Pierre Gramegna, here delivering the 2019 budget in April, said he was pleased that Luxembourg’s VAT gap shrank to just 0.7% in 2017.
Photo: Matic Zorman
Finance minister praises authorities as Luxembourg ranks second in EU table.
The grand duchy’s so-called VAT gap shrunk to just 0.7% in 2017 from 3.3% in 2016, a study released by the European Commission has found. Only Cyprus, at 0.6%, recorded a better result. Sweden, at 1.5%, was the only other country to have a gap below 2%. The European Commission defines the VAT gap as the overall difference between expected VAT revenue and the amount actually collected. It provides an estimate of revenue loss due to fraud and evasion, tax avoidance, bankruptcies, financial insolvencies as well as miscalculations.
The Commission report says that EU countries lost €137 billion in value-added tax revenues in 2017, but it did shrink by €7.9 billion.

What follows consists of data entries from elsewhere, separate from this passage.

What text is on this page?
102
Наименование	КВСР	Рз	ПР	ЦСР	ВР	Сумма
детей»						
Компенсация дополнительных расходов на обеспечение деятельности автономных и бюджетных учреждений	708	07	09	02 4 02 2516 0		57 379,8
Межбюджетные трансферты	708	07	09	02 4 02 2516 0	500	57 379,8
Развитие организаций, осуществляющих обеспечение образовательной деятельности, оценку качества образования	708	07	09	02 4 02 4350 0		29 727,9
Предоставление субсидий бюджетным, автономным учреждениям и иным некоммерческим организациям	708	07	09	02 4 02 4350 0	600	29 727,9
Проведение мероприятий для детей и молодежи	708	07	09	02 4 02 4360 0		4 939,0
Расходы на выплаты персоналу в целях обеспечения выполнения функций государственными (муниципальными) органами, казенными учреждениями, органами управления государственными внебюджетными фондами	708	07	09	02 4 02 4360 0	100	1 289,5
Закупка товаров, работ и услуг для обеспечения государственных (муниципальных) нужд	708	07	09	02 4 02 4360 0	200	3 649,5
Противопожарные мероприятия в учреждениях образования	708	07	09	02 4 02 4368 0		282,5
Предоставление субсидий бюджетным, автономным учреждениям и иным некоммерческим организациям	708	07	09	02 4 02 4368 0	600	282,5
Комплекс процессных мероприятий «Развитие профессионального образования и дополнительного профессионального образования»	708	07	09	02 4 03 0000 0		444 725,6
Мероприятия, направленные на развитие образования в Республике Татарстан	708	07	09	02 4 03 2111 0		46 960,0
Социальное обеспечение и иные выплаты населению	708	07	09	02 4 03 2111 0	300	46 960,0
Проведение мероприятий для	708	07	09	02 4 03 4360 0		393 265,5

Commissioner for economic and financial affairs, Pierre Moscovici said a thorough reform of the VAT system to make it more fraud-proof was still required. “Our proposals to introduce a definitive and business-friendly VAT system remain on the table. Member States cannot afford to stand by while billions are lost to illegal VAT carousel fraud and inconsistencies in the system.”
The VAT gap decreased in 25 member states, with Malta (-7%), Poland (-6%) and Cyprus (-4%) showing the best improvements. But it grew in Greece by 2.6%, in Latvia by 1.9% and in Germany by 0.2%.
Luxembourg’s VAT revenue in 2017 amounted to €3,469 million. Several businesses that Delano has spoken to said that the authorities have been far less lenient in allowing delays to VAT bill payments. But finance minister Pierre Gramegna said he was “pleased with this good result” and that he “would like to congratulate the Administration de l'enregistrement, des domaines et de la TVA for its excellent work.”
The VAT gap report now includes “fast estimates” for the year preceding the publication year that indicate that the VAT gap will likely continue its downward trend and fall below €130 billion and 10% of the VAT total tax liability in 2018, the Commission said in a statement.